Когда мы вернулись в коридор, дверь все еще стояла нараспашку. Было неописуемо холодно, и казалось, что вместе с Глэсс из дома ушло все тепло. Тереза сидела на лестнице – там, где незадолго до этого сидел я, – смотрела куда-то перед собой и тихо вздыхала. Красная простыня исчезла. Она отвела меня и Диану в машину и забрала ночевать к себе, а на следующий день вызвала в Визибл уборщицу.
– Сколько мы будем у тебя жить? – спросил я у нее первым же вечером. Мы втроем сидели на диване, который Тереза разложила для нас в гостиной. Длинная тень от торшера падала на стену, и Диана вперилась в нее взглядом, как будто хотела своим упорством ее оживить.
– Пока Глэсс не вернется из больницы, – ответила Тереза, – или еще немного, если захотите.
Я прижался к ее теплому боку.
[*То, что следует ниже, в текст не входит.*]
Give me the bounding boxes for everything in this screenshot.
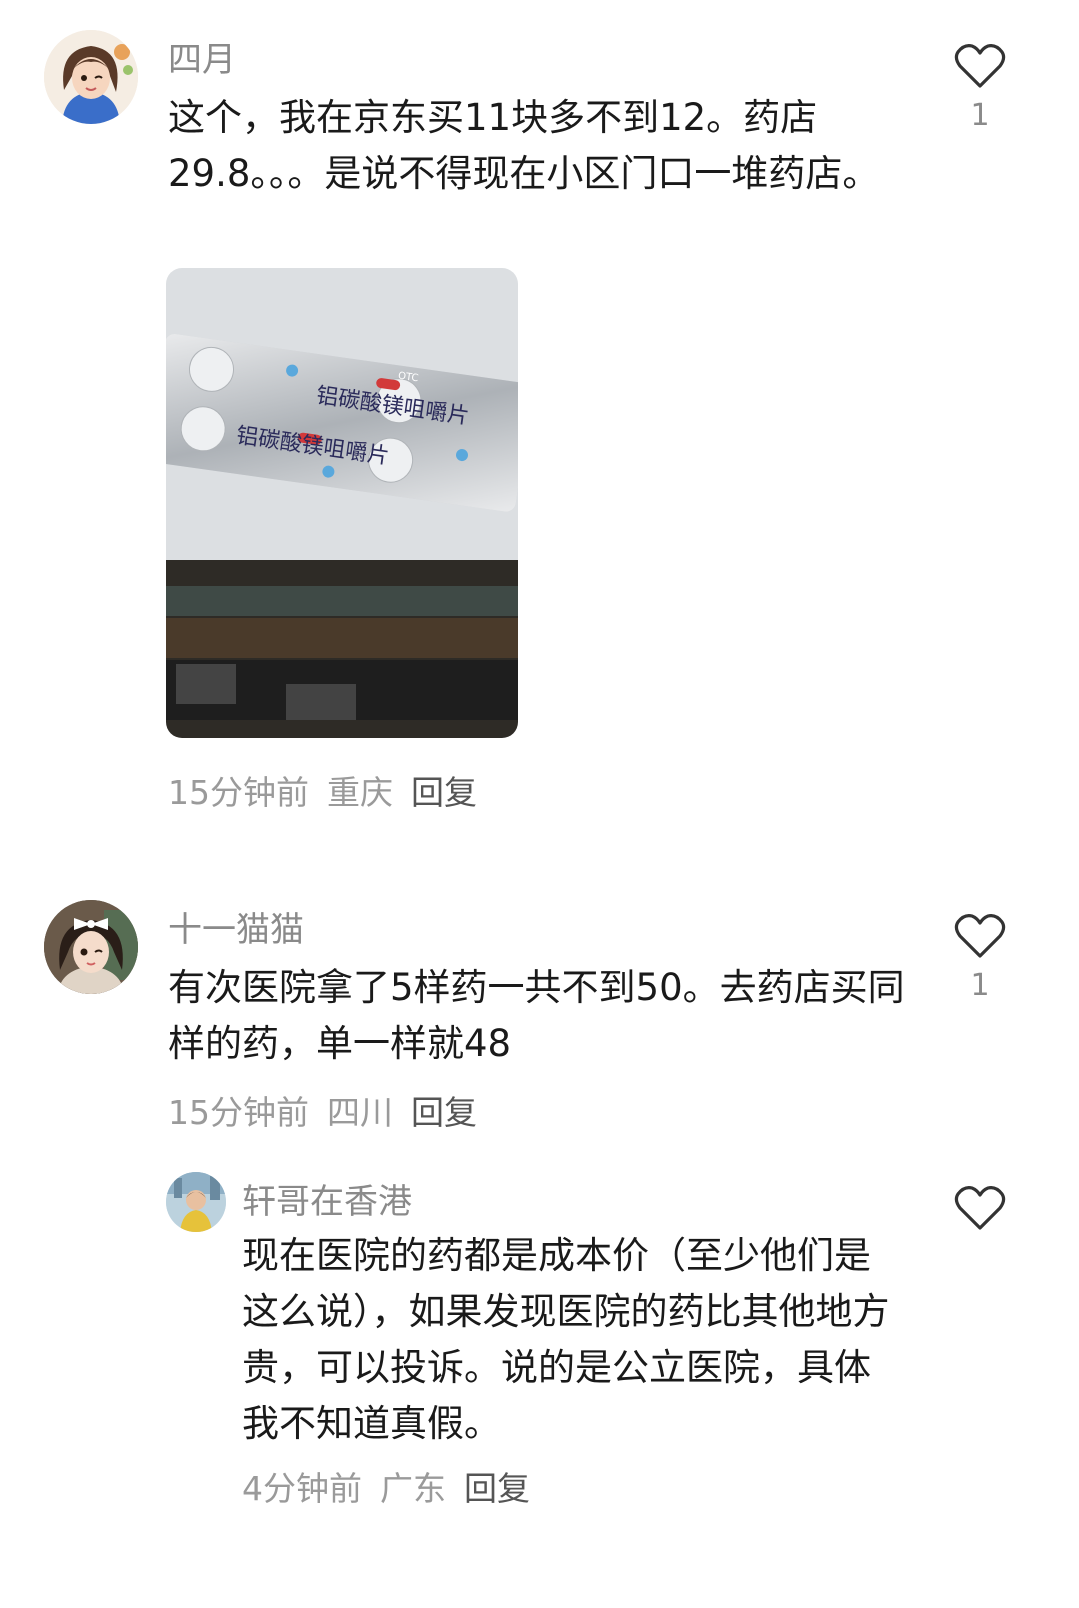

В тот момент мне хотелось больше никогда не возвращаться домой. Я был убежден, что Визибл обрушится нам на голову, не в силах вынести то несчастье, которое свалилось на Глэсс. В первую ночь мне снилось, что я снова оказался в старом школьном подвале. Я стоял перед шкафом, забитым стеклянными сосудами с формалином – кто-то тщательно стер с них всю пыль, и в одном, как в невесомости, в грязно-желтой жидкости плавал маленький ребеночек с прозрачной кожей, под которой бились голубые жилки. Он спал, прижав крошечные кулачки к лицу и скрестив ножки. Внезапно вода окрасилась в красный цвет, и младенец с криком открыл глаза – у него были голубые, широко распахнутые глаза Глэсс.
Диана спала рядом со мной как убитая. Тереза, услышав, что я плачу, взяла меня к себе в постель и принялась успокаивать.
– Представь себе, Фил, что жизнь – это большой дом со множеством комнат, как Визибл. Некоторые комнаты пусты, некоторые завалены ненужным хламом. Одни большие и светлые, другие – маленькие и мрачные, и в них прячутся ужас и скорбь. И только иногда – иногда, слышишь? – в одну из таких комнат открывается дверь, и тебе приходится заглянуть туда, хочешь ты этого или нет. И тебе становится очень страшно, прямо как сейчас. Знаешь, что в таких случаях надо делать?